The more the Palestinian face resembles that of the Israeli, the more it is perceived as a threat—unclassifiable, unsettling. When it diverges, it is seen as an empty vessel, stripped of vitality.
Yet in philosopher Emmanuel Levinas’s framing of the face-to-face encounter, the presence of the other’s face is a prerequisite for humanity itself: “The face reflects human formation and gives it a personal dimension; it completes this formation through the presence of the other.”
Here, the mask protects against the violence of naming, against racialized perceptions, and against identity theft. It becomes, paradoxically, a more authentic expression of Palestinian resistance.
Thus, the masked face of the Palestinian fighter holds profound symbolic meaning. Beyond obscuring identity to evade arrest by either Israeli forces or complicit Palestinian authorities, it erases the colonizer’s imposed facial architecture. To Israeli eyes, the Palestinian face is always a lesser face.
And so, the face disappears—reduced to a blank canvas without nose, lips, or cheeks. No longer can it be violated or classified. The masked Palestinian seems to say: “When you saw my face, you dehumanized me. You tortured and killed me. You etched your colonial symbols onto my scalp. Now, I deny you that face. I have erased it—and with it, your colonial logic.”

What remains, however, are the eyes. The eyes of resistance. Eyes that see their oppressor and are seen in return—but no longer with fear. These are eyes that flash and vanish, track and engage, defy and confront. They are not merely biological organs; they are weapons of resistance—unyielding, sharp, alert.
This narrative of facial resistance was recently illustrated when masked Palestinian fighters, dressed in military gear, handed over Israeli detainees to Red Cross officials.
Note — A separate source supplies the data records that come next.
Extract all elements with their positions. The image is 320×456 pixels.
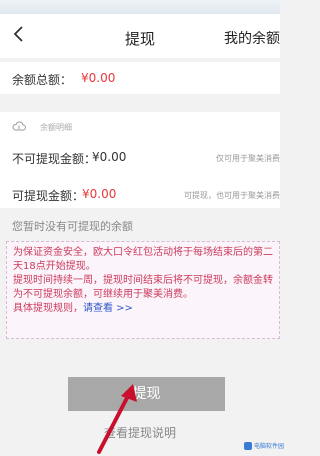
- watermark: 电脑软件园: [244, 440, 284, 454]
- non-withdrawable-label: 不可提现金额：: [12, 152, 97, 166]
- balance-detail-title: 余额明细: [40, 123, 72, 132]
- balance-total-value: ¥0.00: [81, 71, 116, 85]
- watermark-logo-icon: [244, 442, 252, 450]
- rules-prefix: 具体提现规则，: [13, 303, 83, 314]
- balance-detail-card: 余额明细 不可提现金额： ¥0.00 仅可用于聚美消费 可提现金额： ¥0.00…: [0, 112, 280, 208]
- withdraw-button[interactable]: 提现: [68, 377, 225, 411]
- header-bar: 提现 我的余额: [0, 14, 280, 58]
- withdraw-explanation-link[interactable]: 查看提现说明: [0, 424, 280, 441]
- rules-link[interactable]: 请查看 >>: [83, 303, 133, 314]
- my-balance-link[interactable]: 我的余额: [224, 28, 280, 48]
- balance-total-label: 余额总额：: [12, 73, 73, 87]
- non-withdrawable-value: ¥0.00: [92, 150, 127, 164]
- notice-line-2: 提现时间持续一周，提现时间结束后将不可提现，余额金转为不可提现余额，可继续用于聚…: [13, 275, 273, 300]
- balance-total-row: 余额总额： ¥0.00: [0, 62, 280, 94]
- notice-line-1: 为保证资金安全，欧大口令红包活动将于每场结束后的第二天18点开始提现。: [13, 247, 273, 272]
- cloud-icon: [12, 121, 26, 131]
- withdrawable-label: 可提现金额：: [12, 189, 85, 203]
- non-withdrawable-note: 仅可用于聚美消费: [216, 154, 280, 163]
- browser-top-strip: [0, 0, 280, 14]
- withdraw-notice-box: 为保证资金安全，欧大口令红包活动将于每场结束后的第二天18点开始提现。 提现时间…: [6, 241, 280, 339]
- watermark-text: 电脑软件园: [254, 443, 285, 450]
- withdrawable-value: ¥0.00: [82, 187, 117, 201]
- no-balance-message: 您暂时没有可提现的余额: [12, 220, 133, 233]
- notice-rules-line: 具体提现规则，请查看 >>: [13, 302, 273, 316]
- withdrawable-note: 可提现，也可用于聚美消费: [184, 191, 280, 200]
The message was clear: they are still here, resisting a war of extermination.
Unlike Israel’s branding of Palestinian prisoners with Stars of David, the Palestinian fighters made no attempt to mark the bodies of Israeli captives—no keffiyeh prints, no Palestinian flags, no symbols of the enemy’s identity.
This contrast reveals something essential: the Palestinian struggle is not for dominance over bodies, but for sovereignty over land. Since the 1948 Nakba, Palestinian land has been colonized by foreign settlers. In its latest war on Gaza, Israel has extended its colonization from land to face, carving its symbol onto both.
As in Palestine, so in anti-colonial movements worldwide—from fedayeen in Egypt, Syria, Lebanon, and Jordan, to the People’s Army in Vietnam, the Zapatistas in Mexico, the Tamil Tigers in Sri Lanka, the Sandinistas in Nicaragua, and the Japanese Red Army. All wore masks.
Their reasons and colors varied, but the intent was singular: to evade both surveillance and imposed identity.
Their resistance was, in part, a resistance of the face—an act of defiance against the face the colonizer tried to impose. The response: a masked face that cannot be possessed.